The i10 does plenty to dispel the myth that small city cars only get basic levels of equipment. Even entry-level S models come complete with kit such as remote central locking and electric front windows and while the wheels only get cheap plastic trims, the sporty rear spoiler adds a little flair to the exterior.

Hyundai i10 SE

Really, though, you’d be daft not to go for the SE model. For around £1,250 more it adds body coloured wing mirrors – which are heated and electrically adjustable – and body coloured door handles. Inside, there’s useful kit such as air-con, a DAB digital radio with Bluetooth, and cruise control that’ll take the strain out of long hikes down the motorway. SE buyers also have the option to ditch the boring black interior trim in favour of red or blue highlights that brighten things up no end.

Hyundai i10 SE Blue

What range would be complete without a fuel-saving ‘blue’ model? Well, not the i10’s at least – Blue models get a weight-saving four-seat layout, stop-start engine tech, and smaller 13-inch wheels – all of which helps them return range-leading fuel economy of 70.6mpg with the 1.0-litre engine.

Hyundai i10 Premium

Premium models look, well, a good deal more premium thanks to their rear window privacy glass, 14-inch alloy wheels and LED daytime runnings lights.
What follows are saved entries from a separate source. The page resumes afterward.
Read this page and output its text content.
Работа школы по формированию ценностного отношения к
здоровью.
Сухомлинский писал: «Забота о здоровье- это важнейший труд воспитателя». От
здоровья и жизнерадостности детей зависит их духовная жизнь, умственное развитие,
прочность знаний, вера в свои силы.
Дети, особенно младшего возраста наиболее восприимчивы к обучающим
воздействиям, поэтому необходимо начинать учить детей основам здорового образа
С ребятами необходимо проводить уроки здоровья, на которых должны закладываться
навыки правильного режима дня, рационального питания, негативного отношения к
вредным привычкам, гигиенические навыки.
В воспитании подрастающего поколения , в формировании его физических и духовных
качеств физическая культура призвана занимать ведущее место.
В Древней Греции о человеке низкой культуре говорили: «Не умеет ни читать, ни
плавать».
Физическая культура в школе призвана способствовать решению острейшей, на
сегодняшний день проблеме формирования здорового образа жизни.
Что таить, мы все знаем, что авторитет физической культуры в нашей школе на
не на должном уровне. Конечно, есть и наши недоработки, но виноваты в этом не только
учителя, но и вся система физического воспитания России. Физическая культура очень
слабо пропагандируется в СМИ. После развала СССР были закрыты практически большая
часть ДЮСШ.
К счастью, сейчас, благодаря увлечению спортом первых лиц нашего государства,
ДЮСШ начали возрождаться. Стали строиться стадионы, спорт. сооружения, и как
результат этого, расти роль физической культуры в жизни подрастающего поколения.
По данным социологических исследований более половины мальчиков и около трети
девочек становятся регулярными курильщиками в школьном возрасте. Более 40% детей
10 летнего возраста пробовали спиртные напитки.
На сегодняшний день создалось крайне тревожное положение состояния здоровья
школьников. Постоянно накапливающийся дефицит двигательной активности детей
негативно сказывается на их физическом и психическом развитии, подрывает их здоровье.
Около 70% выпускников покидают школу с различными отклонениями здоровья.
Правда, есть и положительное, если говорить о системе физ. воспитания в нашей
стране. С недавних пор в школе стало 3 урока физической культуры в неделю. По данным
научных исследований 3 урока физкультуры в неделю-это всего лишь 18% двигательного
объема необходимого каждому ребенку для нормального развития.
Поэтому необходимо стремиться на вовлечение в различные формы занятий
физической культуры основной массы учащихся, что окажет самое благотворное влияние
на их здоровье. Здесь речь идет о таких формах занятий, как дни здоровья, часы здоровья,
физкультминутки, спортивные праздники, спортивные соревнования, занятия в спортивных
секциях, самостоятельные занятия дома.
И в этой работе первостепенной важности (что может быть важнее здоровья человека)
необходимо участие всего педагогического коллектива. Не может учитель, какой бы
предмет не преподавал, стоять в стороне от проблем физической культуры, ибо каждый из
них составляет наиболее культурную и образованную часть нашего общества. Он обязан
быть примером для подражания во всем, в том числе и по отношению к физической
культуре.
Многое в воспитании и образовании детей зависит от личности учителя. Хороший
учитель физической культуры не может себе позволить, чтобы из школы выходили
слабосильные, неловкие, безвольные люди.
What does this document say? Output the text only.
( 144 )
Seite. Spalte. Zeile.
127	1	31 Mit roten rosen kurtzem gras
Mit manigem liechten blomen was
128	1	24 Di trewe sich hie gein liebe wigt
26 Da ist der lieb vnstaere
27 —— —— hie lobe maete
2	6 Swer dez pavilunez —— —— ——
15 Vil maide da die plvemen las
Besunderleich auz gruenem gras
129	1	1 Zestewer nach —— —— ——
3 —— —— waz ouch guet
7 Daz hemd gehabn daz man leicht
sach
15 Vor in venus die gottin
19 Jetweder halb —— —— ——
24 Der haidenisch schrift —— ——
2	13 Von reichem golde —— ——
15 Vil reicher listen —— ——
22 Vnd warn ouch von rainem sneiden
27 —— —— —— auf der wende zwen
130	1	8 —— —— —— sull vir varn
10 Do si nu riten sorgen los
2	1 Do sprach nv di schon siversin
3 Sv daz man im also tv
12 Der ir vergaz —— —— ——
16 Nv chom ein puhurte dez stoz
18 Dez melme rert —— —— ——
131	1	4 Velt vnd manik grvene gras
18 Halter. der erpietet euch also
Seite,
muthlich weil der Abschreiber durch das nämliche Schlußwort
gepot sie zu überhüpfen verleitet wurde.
Inside, you also get climate control and a steering wheel and gear knob that’s trimmed in leather.

Hyundai i10 Premium SE

The main lure of the SE Premium model is its seven-inch touchscreen system that – aside from giving you the benefits of smartphone compatibility, sat-nav and live traffic updates – also serves to make the interior looks considerably more modern thanks to its clear and colourful graphics.

Conclusion

With a choice of nine paint finishes – including vibrant shades such as Mandarin Orange and Passion Red – and three interior colour schemes, the facelifted i10 makes a blatant play for the younger end of the market. Sadly, though, the funky VW Up still has that side of things all sewn up.

Where the i10 makes sense is as a car that you buy with your head. It can’t offer the VW’s badge kudos, but take the plunge and you’ll be rewarded with an excellent five-year warranty, lots of standard equipment, a surprisingly refined driving experience and oodles of practicality for one so small. It’s the sensible choice that can be fun when the mood presents itself and is our pick of the class for that reason.